The stage musical on which it is based, from a book by Quiara Alegria Hudes with music and lyrics by Lin-Manuel Miranda, both Pulitzer-winning writers, arrived on Broadway in 2008.
It must have been a useful antidote as the GFC got underway. We may turn to it to lift the spirits in 2021 too.
Lin-Manuel Miranda is of course famous for that other stage musical, Hamilton, which he wrote entirely.

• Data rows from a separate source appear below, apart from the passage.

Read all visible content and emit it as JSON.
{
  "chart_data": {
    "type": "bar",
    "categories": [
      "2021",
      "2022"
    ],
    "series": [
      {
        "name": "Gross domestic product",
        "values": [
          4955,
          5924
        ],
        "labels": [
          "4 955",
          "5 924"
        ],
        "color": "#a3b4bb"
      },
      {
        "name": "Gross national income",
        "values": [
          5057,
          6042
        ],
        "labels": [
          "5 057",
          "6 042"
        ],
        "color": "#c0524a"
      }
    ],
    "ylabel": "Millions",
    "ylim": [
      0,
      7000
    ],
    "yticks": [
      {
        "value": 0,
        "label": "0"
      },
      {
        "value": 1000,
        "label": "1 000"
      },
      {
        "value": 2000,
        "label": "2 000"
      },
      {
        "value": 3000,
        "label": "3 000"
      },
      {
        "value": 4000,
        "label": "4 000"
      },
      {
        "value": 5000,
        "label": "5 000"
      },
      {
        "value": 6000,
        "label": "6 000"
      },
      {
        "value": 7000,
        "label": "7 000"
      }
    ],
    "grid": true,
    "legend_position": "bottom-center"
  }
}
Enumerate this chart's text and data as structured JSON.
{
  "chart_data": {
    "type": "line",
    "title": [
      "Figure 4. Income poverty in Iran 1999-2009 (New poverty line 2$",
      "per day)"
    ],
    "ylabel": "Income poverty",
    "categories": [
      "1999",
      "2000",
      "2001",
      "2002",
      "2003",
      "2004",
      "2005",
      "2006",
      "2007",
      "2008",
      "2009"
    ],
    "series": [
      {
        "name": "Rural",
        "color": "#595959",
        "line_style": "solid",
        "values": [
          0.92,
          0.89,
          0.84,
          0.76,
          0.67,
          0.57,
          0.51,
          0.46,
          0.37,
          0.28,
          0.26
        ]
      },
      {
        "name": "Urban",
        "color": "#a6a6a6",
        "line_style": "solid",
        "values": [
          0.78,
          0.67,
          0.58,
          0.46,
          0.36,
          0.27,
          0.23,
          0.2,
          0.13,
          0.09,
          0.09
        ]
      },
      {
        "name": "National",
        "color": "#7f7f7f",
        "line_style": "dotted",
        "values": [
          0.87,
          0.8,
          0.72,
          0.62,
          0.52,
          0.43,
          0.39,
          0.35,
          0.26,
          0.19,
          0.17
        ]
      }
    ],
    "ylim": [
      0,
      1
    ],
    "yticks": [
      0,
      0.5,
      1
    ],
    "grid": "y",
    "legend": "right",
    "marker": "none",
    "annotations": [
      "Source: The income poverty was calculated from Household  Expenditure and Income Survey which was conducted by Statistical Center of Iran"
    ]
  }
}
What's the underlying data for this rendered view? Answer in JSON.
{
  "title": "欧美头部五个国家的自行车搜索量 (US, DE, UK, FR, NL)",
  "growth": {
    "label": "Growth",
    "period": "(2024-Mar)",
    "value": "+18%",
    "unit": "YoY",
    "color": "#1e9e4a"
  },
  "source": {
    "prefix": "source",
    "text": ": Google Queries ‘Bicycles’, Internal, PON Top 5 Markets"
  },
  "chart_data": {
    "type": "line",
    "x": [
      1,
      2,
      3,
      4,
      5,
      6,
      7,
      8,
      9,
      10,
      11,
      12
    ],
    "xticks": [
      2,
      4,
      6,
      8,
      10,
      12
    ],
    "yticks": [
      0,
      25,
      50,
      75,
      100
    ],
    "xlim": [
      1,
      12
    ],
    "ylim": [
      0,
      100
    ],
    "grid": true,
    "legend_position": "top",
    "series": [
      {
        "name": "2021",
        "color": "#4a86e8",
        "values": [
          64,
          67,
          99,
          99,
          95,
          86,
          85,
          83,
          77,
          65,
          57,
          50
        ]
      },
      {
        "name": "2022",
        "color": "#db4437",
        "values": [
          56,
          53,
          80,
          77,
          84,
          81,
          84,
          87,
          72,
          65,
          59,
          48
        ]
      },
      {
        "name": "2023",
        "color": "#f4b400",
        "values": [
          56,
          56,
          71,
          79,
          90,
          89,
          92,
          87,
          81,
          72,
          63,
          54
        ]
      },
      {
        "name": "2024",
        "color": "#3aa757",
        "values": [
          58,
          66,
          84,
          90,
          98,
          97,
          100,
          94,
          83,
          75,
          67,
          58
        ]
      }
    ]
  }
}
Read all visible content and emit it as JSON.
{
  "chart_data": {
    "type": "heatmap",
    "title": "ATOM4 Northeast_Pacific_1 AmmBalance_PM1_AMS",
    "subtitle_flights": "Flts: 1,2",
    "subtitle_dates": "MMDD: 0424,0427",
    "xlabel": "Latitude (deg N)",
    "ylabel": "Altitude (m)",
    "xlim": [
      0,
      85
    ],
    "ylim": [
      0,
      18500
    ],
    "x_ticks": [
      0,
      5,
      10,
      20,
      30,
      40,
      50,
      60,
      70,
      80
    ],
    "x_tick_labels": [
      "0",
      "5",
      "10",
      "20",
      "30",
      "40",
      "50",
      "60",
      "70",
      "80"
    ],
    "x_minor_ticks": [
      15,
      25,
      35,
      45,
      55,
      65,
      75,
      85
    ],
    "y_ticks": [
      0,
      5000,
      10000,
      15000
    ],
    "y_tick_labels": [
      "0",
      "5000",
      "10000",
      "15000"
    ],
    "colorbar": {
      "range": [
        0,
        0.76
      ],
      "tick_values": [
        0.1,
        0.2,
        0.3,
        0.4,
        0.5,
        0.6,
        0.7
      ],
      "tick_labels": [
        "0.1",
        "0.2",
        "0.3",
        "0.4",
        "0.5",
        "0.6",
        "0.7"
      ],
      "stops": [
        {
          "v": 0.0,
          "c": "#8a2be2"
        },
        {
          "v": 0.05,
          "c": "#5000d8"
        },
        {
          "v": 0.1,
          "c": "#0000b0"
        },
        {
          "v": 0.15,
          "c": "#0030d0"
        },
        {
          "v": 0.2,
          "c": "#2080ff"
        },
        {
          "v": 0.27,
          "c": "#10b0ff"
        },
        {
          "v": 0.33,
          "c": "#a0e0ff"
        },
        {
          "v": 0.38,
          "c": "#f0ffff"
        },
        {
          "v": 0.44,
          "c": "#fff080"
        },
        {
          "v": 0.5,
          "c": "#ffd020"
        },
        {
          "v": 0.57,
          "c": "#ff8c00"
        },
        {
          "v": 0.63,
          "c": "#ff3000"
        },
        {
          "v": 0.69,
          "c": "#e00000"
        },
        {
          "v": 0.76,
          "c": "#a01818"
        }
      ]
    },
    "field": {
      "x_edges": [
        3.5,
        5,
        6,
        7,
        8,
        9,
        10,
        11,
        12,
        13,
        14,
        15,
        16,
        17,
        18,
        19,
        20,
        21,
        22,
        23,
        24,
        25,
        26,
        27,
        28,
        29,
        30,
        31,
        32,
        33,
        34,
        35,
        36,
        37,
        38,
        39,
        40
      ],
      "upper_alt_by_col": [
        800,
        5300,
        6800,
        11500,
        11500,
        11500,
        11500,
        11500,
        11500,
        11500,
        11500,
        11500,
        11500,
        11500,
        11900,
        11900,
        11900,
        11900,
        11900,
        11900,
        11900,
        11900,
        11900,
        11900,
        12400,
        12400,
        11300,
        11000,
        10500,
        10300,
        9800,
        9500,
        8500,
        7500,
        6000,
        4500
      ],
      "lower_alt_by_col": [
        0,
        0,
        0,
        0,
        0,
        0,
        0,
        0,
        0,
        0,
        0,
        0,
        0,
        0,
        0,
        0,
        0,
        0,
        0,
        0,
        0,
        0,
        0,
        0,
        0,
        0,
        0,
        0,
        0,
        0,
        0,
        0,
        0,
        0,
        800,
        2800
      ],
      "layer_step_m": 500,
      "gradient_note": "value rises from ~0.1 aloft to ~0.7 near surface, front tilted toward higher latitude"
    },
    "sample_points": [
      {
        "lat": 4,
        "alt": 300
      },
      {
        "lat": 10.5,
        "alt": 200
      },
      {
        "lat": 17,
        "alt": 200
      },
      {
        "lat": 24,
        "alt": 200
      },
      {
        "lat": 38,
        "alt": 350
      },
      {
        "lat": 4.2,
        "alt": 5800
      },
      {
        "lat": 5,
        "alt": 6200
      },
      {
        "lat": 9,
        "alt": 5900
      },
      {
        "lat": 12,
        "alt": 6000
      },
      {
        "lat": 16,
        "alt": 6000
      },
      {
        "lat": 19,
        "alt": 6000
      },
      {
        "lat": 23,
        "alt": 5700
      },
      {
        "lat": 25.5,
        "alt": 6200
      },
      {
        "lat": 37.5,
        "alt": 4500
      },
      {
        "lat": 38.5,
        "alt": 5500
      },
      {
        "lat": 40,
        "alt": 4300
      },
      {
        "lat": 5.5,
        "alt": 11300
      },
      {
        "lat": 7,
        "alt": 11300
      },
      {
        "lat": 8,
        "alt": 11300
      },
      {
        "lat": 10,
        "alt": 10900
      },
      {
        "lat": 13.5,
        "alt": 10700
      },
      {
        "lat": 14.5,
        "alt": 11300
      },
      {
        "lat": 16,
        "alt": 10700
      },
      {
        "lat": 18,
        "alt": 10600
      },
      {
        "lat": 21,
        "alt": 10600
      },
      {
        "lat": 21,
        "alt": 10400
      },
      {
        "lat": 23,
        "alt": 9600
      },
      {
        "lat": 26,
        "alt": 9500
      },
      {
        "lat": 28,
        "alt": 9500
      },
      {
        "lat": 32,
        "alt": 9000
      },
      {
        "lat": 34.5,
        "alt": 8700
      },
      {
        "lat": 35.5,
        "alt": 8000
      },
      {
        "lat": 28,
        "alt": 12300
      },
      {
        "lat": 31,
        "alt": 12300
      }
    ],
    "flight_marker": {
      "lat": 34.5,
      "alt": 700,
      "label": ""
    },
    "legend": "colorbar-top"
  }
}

It has become a phenomenon in American theatrical history, breaking records at the Tony Awards and receiving the Pulitzer Prize for Drama in 2016.
Nothing grandiloquent, but an American dream of sorts, a little dream or el suenito to keep you going
Miranda makes a modest cameo here, threading his way through the Washington Heights neighbourhood selling ices from his cart. He is the piruagero guy who is in competition with Mister Softee for the money that people will pay for flavoured ices to keep themselves cool.
In the Heights takes place over the course of a few days, dog days that lead into a heatwave and eventual power-out that paralyses the neighbourhood.
The lead character, Usnavi (an engaging Anthony Ramos), is the guy who runs the corner store, the bodega, by definition at the heart of community life.
Like everyone else, he has a story to tell. Nudging 30, he is thinking of swapping his American dream for a return to the Dominican Republic that he left with family when he was just 8 years old.
He nurses a crush on Vanessa (Melissa Barrera) working in the beauty salon next door, but he’s so backward in coming forward that his young cousin, Sonny (Gregory Diaz IV) has to arrange a first date for him.
It’s hard for Usnavi, and for us, to tell how interested she is in him. She paints nails but dreams of opening her own fashion design business.
And Vanessa is a more driven personality, like Nina (Leslie Grace), who is home for the summer. A humiliating experience at Stanford University has punctured Nina’s resolve and she wants to drop out, but her father, Kevin (Jimmy Smits), won’t hear of it. Boyfriend Benny (Corey Hawkins), the only lead character who isn’t Spanish-speaking, is listening, though.
Neighbourhood matriarch, Abuela Claudia, who arrived from Cuba with her parents in 1943, may just have given up on her dreams. But she understands the importance of small gestures, asserting personal dignity in little ways to tell the world you exist.
Although a celebration of community, there’s a subtext of nostalgia for what is only temporary
Cuban actress, Olga Merediz, had the role of Claudia for the entire run of the stage musical. She certainly has a lovely voice.
Everyone on this block has a dream. Nothing grandiloquent, but an American dream of sorts, a little dream or el suenito. A ray of hope for the future that helps to keep things going.
The dialogue has its moments but it’s the exuberant, hyper-energetic dance numbers that leave the strongest impression.
The energy of the fully choreographed dance film, like the Step Up franchise, isn’t seen on screen that much. In the Heights even has the occasional Buzby Berkeley moment.
Although In the Heights is a celebration of community, there is a subtext of nostalgia here. Say ‘Washington Heights’, Usnavi urges the kids listening to his dream stories, before it goes away. Community is only temporary.
Nina’s dad remembers that when he bought his business the entire block was Irish.
Besides the Dominicans, Cubans and Puerto Ricans of Washington Heights, it has seen large communities of Greek, Russian, German and Jewish immigrants there in the past. And as the residents move on from the Heights, the gentrifiers will move in.
Scratching the surface of the city’s history, you realise that so much has been transitory since the Native American tribes were forced out of their home. Wave upon wave of immigrants have moved through, on their way to a new and better life.
It’s their joy, energy and aspiration while they are in that moment that is catching.